Sebagai sebuah bangsa yang besar diakui bahwa Indonesia memiliki banyak sekali corak dan ragam budaya. Masing-masing suku di Indonesia memiliki berbagai bentuk kebudayaan baik dalam wujud konsep atau gagasan, aktivitas, dan benda-benda (artefak). Dari berbagai macam corak dan bentuk budaya itu menurut Koentjaraningrat (1999) ada tujuh unsur kebudayaan universal yakni; bahasa, sistem pengetahuan, organisasi sosial, sistem peralatan hidup dan teknologi, sistem mata pencaharian, sistem religi, dan kesenian. Dari tujuh unsur itu, khusus kesenian terdapat pula cabang dan bentuk seni yang dimilki Indonesia. Berbagai macam bentuk dan corak seni baik yang modern maupun tradisional, visual arts, audio arts, dan audiovisual art, seni pertunjukan maupun seni nonpertunjukan (senirupa/kriya) semuanya dimiliki bangsa Indonesia. Sebut saja misalnya cabang seni rupa dan seni kriya maka akan ada seni lukis, patung, mozaik, seni batik, gerabah, anyaman, logam, ornamen, dan seni ukir.

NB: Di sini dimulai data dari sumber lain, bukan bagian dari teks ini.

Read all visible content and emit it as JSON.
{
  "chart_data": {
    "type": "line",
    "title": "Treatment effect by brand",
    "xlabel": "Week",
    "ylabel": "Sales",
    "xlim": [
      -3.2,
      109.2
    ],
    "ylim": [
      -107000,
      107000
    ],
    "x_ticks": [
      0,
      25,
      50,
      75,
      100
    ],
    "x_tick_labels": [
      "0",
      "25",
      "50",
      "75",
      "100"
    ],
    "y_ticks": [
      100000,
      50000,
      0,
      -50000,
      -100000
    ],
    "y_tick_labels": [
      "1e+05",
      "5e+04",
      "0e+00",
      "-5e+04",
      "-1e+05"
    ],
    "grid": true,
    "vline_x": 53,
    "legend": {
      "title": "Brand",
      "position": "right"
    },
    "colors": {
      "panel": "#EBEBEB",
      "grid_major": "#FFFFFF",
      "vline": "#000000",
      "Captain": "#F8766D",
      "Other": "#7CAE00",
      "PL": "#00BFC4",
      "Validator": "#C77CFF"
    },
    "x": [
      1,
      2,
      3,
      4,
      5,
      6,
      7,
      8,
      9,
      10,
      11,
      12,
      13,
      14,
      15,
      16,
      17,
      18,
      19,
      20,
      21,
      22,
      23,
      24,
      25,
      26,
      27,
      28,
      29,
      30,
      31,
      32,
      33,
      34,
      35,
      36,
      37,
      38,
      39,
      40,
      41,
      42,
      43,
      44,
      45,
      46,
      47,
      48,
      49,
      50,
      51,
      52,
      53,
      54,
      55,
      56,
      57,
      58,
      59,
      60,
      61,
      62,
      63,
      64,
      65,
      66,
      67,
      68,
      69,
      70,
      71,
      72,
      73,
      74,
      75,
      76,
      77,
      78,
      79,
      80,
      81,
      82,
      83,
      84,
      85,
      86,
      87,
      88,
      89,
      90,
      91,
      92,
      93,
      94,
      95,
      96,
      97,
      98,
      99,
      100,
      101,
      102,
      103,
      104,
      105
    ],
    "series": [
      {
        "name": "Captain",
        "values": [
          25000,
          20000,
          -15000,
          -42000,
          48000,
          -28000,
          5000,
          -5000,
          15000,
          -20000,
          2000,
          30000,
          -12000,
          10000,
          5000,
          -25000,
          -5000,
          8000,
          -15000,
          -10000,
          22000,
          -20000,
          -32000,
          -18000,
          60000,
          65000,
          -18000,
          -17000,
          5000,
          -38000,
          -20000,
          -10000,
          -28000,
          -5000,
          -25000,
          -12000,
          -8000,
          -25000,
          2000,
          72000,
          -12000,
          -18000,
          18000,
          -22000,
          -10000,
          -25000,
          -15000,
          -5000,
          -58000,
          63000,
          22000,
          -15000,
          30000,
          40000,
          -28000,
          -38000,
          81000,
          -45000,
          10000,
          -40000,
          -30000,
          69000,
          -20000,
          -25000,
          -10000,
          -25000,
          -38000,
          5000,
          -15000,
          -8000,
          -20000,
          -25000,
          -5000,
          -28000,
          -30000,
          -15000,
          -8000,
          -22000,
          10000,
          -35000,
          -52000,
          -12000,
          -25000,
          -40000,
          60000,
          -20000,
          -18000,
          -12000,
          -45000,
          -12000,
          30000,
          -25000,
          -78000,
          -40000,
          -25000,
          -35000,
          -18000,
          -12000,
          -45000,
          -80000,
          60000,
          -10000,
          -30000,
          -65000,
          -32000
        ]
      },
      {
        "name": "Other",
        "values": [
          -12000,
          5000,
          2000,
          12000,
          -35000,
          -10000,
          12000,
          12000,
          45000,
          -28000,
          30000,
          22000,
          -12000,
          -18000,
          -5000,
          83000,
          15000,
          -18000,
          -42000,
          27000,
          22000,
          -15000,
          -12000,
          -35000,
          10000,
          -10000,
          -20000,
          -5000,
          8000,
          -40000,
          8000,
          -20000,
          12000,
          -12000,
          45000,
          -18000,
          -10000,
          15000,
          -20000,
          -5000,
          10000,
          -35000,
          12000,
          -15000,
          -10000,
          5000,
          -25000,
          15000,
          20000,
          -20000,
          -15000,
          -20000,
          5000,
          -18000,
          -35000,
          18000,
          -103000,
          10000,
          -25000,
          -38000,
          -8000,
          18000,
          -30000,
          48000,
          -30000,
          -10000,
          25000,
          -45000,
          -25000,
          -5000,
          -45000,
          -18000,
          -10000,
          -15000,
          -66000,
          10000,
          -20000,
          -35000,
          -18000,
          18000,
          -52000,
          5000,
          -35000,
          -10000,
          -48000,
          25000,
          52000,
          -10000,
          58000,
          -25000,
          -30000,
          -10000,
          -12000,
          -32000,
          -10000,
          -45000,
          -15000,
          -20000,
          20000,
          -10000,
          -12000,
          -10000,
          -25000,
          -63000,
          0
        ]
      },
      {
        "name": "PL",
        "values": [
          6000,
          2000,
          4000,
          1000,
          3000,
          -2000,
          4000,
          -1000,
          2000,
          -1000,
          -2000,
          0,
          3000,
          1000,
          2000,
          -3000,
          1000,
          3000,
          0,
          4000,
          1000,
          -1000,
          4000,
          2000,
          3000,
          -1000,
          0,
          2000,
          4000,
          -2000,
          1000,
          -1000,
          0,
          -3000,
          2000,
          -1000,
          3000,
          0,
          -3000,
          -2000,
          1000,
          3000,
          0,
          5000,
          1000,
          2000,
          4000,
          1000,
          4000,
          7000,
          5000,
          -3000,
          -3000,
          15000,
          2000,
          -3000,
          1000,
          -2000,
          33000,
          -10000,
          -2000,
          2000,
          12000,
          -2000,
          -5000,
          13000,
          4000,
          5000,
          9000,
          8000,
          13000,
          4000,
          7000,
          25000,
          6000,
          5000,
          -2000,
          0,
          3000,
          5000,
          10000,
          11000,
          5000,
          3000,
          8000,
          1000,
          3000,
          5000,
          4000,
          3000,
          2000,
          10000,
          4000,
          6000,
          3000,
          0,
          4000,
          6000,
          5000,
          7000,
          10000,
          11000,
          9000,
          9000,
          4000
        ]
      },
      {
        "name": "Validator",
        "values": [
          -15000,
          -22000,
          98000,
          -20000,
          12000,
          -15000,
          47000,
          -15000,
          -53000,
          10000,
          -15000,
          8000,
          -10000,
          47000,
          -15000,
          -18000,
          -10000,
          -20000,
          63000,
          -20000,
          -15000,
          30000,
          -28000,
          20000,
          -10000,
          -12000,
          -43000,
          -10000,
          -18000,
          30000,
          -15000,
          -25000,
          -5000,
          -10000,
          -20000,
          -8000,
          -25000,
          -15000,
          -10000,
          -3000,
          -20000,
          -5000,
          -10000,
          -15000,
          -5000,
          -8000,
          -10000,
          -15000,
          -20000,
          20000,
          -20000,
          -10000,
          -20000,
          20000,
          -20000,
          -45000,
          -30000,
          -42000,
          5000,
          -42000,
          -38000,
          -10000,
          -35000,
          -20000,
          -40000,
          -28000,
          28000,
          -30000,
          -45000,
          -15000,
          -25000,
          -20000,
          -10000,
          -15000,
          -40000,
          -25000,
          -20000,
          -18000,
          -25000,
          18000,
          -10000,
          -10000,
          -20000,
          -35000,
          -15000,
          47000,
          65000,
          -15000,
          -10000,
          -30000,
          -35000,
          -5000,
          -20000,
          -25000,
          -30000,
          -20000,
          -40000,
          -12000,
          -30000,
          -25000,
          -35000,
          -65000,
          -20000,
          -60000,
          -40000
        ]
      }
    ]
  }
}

Salah satu suku bangsa Indonesia itu adalah Minangkabau, suku ini memiliki berbagai cabang seni, baik seni pertunjukan maupun nonpertunjukkan, baik seni yang modern maupun yang tradisional. Cabang seni rupa atau seni kriya Minangkabau juga banyak seperti arsitektur, tenun, anyaman, gerabah, dan ukiran. Bahkan ukiran-ukiran Minangkabau tidak saja bernilai estetis juga memiliki makna yang tinggi dan berkaitan dengan falsafah adat Minangkabau yaitu alam takambang jadi guru (alam yang terbentang untuk dipelajari). Misalnya motif ukiran sikambang manih (bunga/akar yang cantik), motif yang diambil dari bentuk alam ini melambangkan wajah ceria dari penghuni rumah atas tamu yang datang. Motif pucuak rabuang (pucuk rebung/bambu muda) melambangkan waktu muda adalah saat yang baik menuju ke atas (Tuhan dan cita-cita) tanpa harus banyak cabang, rebung juga bermakna walaupun masih muda namun tetap bermanfaat. Menurut Ibenzani Usman (1985) seni ukir tradisional pada rumah adat Miangkabau, semuanya menampilkan wujud alam flora, yang tidak berperan sebagai hiasan belaka, melainkan juga sebagai simbol. Hampir seluruh motif-motif ukiran mempunyai makna yang berkaitan dengan falsafah hidup orang Minangkabau dengan samboyan belajar dari alam, semboyan itu sesuai dengan pepatah alam takambang jadi guru. Falsafah ini dapat dibuktikan dari karya sastra lama. Kata-kata yang disusun dalam seni sastra seperti petatah-petitih, pantun, syair, gurindam dan kaba bersumber dari kejadian-kejadian yang dekat dengan kita, yaitu alam (Hakimy, 1996). Selain mempunyai nilai falsafah, maka penempatan seni ukir Minangkabau mempunyai aturan tertentu. Seni ukir Minangkabau dapat dijumpai pada rumah-rumah adat dan rumah-rumah masyarakat, kantor-kantor, dan rumah ibadah (mesjid dan surau). Selain rumah-rumah adat yang memang harus berukir, akhir-akhir ini ada kecenderungan masyarakat yang memiliki kemampuan ekonomi yang baik (terutama perantau) membuat rumah gadang yang dengan sendirinya rumah tersebut berukir. Hal itu berkaitan dengan fungsi status sosial pemilik rumah di tengah masyarakat. Seni ukir juga dapat dijumpai pada bangunan perkantoran dan hotel baik milik pemerintah maupun bangunan milik swasta yang membuat gonjong (atap runcing ciri khas Minangkabau). Bahkan seni ukir Minangkabau tidak saja dijumpai pada bangunan yang ada di Sumatera Barat melainkan juga di luar daerah.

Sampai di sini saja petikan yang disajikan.